Открыв глаза, я увидел перед собой стену отеля, расписанную психоделическими картинами. Наводящие на мысли о беспризорниках худощавые силуэты в кафтанах рассыпались по зелёному полю, усеянному белыми и жёлтыми цветами. Нахмурившись, я пощупал огрубевшие ткани шрама на руке. Крови нет. Только теперь я полностью очнулся от сна и уселся в просторной кровати, застеленной алым бельем. Изменение запахов, которое меня и разбудило, свелось к появлению ароматов кофе и свежего хлеба. Будильник «Хендрикса» воздействовал на обоняние. Через поляризованное стекло окна в полумрак комнаты проникал свет.

– К вам гость, – деловитым тоном произнёс «Хендрикс».

– Сколько сейчас времени? – хрипло спросил я. Показалось, будто глотка изнутри смазана чем-то клейким.

– Поясное время – десять часов шестнадцать минут. Вы проспали семь часов сорок две минуты.

– А кто пожаловал?

– Оуму Прескотт, – сказал отель. – Завтракать будете?

Встав с кровати, я направился в ванную.

– Да. Кофе с молоком, кусок хорошо прожаренной курицы и какой-нибудь фруктовый сок. Пригласите Прескотт сюда.

К тому времени как раздался мелодичный звонок в дверь, я успел выйти из душа и уже шлёпал по полу босиком, накинув переливчатый голубой халат, отделанный золотым шитьем. Я взял завтрак из служебного люка в одну руку и открыл дверь.

Оуму Прескотт оказалась высокой импозантной женщиной африканского типа, ростом сантиметра на два выше моей новой оболочки. Волосы у неё были заплетены в косички, зачёсаны назад и украшены десятками овальных стеклянных бусинок разного цвета. Щёки украшала какая-то абстрактная татуировка. Оуму Прескотт стояла на пороге, одетая в бледно-серый костюм и длинный чёрный плащ с поднятым воротником, с сомнением разглядывая меня.

– Вы мистер Ковач?

– Да, заходите. Не хотите позавтракать вместе со мной?

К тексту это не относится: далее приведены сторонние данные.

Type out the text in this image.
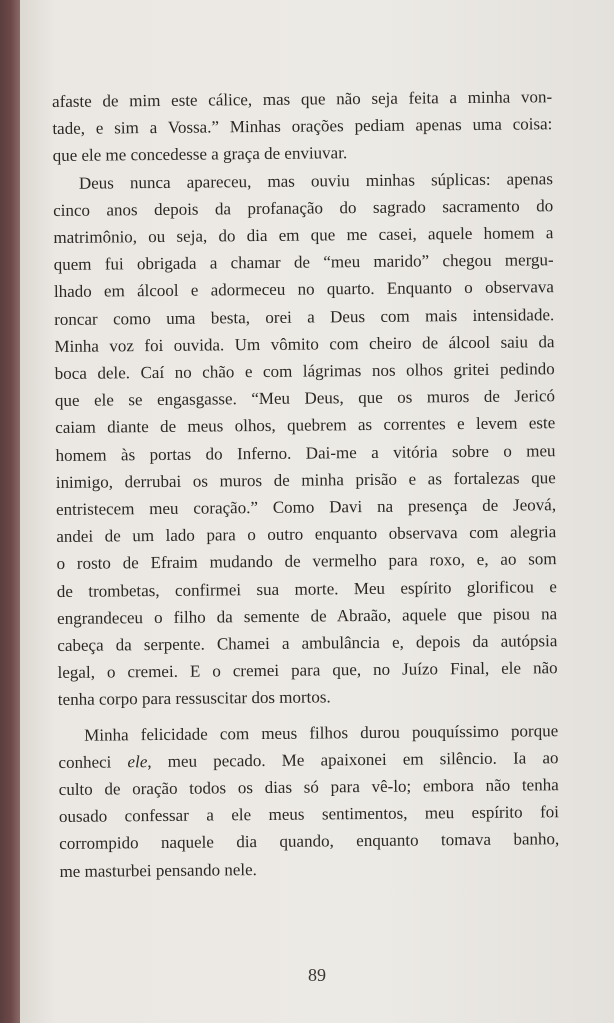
afaste de mim este cálice, mas que não seja feita a minha von-
tade, e sim a Vossa.” Minhas orações pediam apenas uma coisa:
que ele me concedesse a graça de enviuvar.

Deus nunca apareceu, mas ouviu minhas súplicas: apenas
cinco anos depois da profanação do sagrado sacramento do
matrimônio, ou seja, do dia em que me casei, aquele homem a
quem fui obrigada a chamar de “meu marido” chegou mergu-
lhado em álcool e adormeceu no quarto. Enquanto o observava
roncar como uma besta, orei a Deus com mais intensidade.
Minha voz foi ouvida. Um vômito com cheiro de álcool saiu da
boca dele. Caí no chão e com lágrimas nos olhos gritei pedindo
que ele se engasgasse. “Meu Deus, que os muros de Jericó
caiam diante de meus olhos, quebrem as correntes e levem este
homem às portas do Inferno. Dai-me a vitória sobre o meu
inimigo, derrubai os muros de minha prisão e as fortalezas que
entristecem meu coração.” Como Davi na presença de Jeová,
andei de um lado para o outro enquanto observava com alegria
o rosto de Efraim mudando de vermelho para roxo, e, ao som
de trombetas, confirmei sua morte. Meu espírito glorificou e
engrandeceu o filho da semente de Abraão, aquele que pisou na
cabeça da serpente. Chamei a ambulância e, depois da autópsia
legal, o cremei. E o cremei para que, no Juízo Final, ele não
tenha corpo para ressuscitar dos mortos.

Minha felicidade com meus filhos durou pouquíssimo porque
conheci ele, meu pecado. Me apaixonei em silêncio. Ia ao
culto de oração todos os dias só para vê-lo; embora não tenha
ousado confessar a ele meus sentimentos, meu espírito foi
corrompido naquele dia quando, enquanto tomava banho,
me masturbei pensando nele.

89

Я поставил поднос на незаправленную кровать.

– Нет, благодарю вас. Мистер Ковач, я представляю контору «Прескотт, Форбс и Эрнандес» и являюсь старшим юридическим поверенным Лоренса Банкрофта. Мистер Банкрофт сообщил, что…

– Да, знаю.

Я взял с подноса поджаренный до золотистой корки окорочок.

– Видите ли, мистер Ковач, у нас договоренность с Деннисом Найманом из центра хранения психической информации. Он будет ждать нас… – её взгляд на мгновение дёрнулся, сверяясь с часами на сетчатке глаз, – через тридцать минут.

– Понятно, – сказал я, принимаясь неторопливо жевать. – Я этого не знал.

– Я звонила, начиная с восьми утра, но отель отказывался соединить с вами.

Я улыбнулся, впиваясь зубами в цыплёнка.

– В таком случае, должен сказать, вы не владеете всей информацией. Я только вчера был выгружен в новую оболочку.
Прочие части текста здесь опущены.